Au Nouveau-Brunswick, en Saskatchewan et en Alberta, les partis conservateurs au pouvoir multiplient les annonces s’attaquant plus ou moins ouvertement aux droits des personnes LGBTQ+, en particulier en restreignant l’éducation sexuelle dans les écoles et en limitant la possibilité pour les jeunes trans de changer de nom ou d’obtenir des soins d’affirmation de genre. Au Québec, au Manitoba et en Colombie-Britannique, si les reculs se concrétisent plus lentement, ils s’annoncent tout de même.
Le 12 septembre 2023, en réponse à une question posée en point de presse, le chef du Parti québécois, Paul St-Pierre-Plamondon, s’inquiète de l’imposition « d’idéologies en provenance de la gauche radicale » dans les écoles et déclare vouloir un débat sur l’identité de genre.
Le 20 septembre et le 21 octobre, des manifestations pour les « droits parentaux » et contre l’éducation sexuelle dans les écoles, aux accents transphobes, sont organisées un peu partout au Canada. Des contre-manifestations ont lieu en réponse pour défendre les droits LGBTQ+.
Au mois de décembre suivant, le gouvernement Legault annonce la mise sur pied d’un « Comité de sages sur l’identité de genre » en réponse directe aux « tensions sociales au début de l’automne ».
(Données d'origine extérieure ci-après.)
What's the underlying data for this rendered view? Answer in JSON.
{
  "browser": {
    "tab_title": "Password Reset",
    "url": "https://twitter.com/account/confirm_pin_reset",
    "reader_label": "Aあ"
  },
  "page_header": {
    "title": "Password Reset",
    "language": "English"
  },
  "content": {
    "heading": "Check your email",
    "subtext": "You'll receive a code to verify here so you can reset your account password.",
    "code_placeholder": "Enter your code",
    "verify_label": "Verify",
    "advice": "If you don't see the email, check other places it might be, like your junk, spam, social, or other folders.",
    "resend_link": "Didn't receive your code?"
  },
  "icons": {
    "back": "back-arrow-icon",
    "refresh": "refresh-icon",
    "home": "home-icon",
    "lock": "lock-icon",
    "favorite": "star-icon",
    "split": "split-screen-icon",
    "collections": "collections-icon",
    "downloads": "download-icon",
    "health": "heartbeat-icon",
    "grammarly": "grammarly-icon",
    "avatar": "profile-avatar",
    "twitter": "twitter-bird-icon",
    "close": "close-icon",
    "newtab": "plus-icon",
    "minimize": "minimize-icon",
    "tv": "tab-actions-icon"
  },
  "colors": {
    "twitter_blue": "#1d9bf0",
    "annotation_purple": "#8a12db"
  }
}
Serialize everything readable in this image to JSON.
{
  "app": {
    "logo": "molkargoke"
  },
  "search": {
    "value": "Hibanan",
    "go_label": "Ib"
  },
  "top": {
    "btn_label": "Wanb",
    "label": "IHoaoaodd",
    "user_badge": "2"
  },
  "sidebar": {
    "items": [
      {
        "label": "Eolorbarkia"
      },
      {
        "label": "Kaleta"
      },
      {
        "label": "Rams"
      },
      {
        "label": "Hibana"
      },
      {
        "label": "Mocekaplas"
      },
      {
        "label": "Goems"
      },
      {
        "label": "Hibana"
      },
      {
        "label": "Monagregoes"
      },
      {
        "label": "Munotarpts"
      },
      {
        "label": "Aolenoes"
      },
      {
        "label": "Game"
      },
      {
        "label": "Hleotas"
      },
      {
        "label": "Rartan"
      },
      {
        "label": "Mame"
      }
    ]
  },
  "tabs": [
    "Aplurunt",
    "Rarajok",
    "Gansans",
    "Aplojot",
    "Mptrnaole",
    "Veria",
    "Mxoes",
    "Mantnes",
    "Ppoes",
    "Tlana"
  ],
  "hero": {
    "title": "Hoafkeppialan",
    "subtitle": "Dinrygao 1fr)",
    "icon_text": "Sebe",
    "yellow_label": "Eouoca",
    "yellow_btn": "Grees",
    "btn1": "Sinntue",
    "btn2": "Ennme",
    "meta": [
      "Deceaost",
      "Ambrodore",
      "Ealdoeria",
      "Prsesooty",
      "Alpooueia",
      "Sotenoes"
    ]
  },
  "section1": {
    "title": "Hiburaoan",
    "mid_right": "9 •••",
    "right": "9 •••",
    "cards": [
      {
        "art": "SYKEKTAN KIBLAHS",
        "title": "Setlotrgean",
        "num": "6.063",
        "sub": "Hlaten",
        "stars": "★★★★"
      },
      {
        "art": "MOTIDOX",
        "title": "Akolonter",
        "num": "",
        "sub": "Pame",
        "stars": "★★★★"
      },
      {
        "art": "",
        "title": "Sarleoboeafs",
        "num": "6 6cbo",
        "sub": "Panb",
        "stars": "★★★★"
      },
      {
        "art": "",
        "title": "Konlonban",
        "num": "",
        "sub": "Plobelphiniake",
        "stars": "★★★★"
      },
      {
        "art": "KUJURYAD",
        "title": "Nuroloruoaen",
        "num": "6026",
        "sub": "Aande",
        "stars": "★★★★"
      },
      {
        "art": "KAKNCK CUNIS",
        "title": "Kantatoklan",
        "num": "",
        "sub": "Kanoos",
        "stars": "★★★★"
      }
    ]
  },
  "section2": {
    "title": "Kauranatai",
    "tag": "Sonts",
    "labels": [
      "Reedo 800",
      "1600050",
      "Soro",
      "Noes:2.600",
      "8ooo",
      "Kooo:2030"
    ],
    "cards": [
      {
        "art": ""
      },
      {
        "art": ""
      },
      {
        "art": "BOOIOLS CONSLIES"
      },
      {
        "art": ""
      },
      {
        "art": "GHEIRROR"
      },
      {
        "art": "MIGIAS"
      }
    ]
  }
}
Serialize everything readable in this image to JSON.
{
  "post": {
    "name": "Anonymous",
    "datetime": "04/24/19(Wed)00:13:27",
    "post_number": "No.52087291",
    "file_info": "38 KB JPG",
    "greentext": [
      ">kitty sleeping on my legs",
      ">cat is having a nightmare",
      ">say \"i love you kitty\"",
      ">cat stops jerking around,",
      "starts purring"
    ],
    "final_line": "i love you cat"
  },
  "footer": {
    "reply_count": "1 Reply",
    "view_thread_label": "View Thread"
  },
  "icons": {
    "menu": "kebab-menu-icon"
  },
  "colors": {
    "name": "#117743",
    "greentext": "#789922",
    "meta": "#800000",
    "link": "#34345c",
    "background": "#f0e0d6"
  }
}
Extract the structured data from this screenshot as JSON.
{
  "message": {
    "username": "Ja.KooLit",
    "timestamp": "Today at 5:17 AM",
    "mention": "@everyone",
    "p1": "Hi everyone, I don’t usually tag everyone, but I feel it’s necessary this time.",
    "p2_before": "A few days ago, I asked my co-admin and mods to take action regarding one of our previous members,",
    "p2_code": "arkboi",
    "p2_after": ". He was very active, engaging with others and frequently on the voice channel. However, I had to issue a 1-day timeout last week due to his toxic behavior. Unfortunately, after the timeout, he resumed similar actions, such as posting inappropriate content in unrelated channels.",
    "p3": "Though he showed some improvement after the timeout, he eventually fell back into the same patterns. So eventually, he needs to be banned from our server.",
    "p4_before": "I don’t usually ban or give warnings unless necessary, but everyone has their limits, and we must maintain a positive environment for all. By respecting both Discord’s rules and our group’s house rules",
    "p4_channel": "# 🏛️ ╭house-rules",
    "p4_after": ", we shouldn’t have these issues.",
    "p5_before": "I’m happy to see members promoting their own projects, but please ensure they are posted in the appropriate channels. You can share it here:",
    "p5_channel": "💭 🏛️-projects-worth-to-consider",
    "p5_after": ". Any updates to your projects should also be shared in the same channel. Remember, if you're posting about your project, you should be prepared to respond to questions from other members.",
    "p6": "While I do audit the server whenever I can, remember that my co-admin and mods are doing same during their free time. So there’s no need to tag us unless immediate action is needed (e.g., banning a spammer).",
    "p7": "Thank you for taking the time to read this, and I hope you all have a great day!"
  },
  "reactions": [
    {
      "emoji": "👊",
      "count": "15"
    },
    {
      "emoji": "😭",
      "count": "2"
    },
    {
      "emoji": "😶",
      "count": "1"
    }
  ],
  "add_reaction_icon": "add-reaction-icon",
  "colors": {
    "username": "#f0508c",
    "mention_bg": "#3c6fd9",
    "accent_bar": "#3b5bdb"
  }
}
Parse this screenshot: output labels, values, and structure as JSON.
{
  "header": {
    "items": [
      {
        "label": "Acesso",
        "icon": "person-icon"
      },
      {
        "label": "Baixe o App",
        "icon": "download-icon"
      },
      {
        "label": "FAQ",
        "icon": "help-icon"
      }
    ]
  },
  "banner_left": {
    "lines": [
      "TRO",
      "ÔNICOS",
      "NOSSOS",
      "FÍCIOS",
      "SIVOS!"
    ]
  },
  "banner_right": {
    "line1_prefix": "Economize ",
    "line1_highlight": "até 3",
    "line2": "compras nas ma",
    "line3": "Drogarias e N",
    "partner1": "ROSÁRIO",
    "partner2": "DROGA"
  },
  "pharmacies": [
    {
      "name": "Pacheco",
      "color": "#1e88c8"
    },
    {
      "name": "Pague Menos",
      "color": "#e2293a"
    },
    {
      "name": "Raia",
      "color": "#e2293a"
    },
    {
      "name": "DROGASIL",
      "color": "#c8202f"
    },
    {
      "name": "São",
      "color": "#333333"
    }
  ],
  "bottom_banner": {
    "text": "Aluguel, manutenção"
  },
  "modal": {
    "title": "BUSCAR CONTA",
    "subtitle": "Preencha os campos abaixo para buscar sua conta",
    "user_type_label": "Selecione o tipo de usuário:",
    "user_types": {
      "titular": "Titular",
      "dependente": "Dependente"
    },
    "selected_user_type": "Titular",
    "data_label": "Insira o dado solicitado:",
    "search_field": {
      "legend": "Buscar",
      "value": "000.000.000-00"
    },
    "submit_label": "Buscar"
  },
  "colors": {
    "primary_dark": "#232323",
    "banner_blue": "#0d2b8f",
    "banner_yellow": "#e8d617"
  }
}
Ces débats n’ont pas lieu qu’au Québec. En effet, du Nouveau-Brunswick à la Colombie-Britannique, un mouvement conservateur s’est emparé de la question des « droits parentaux » et d’une supposée « sexualisation des enfants ». Au-delà de la lutte contre ce qu’ils appellent « l’idéologie trans », des groupes religieux, conspirationnistes ou d’extrême droite prônent à divers degrés un agenda anti-éducation sexuelle et même un retrait pur et simple de l’école pour leurs enfants.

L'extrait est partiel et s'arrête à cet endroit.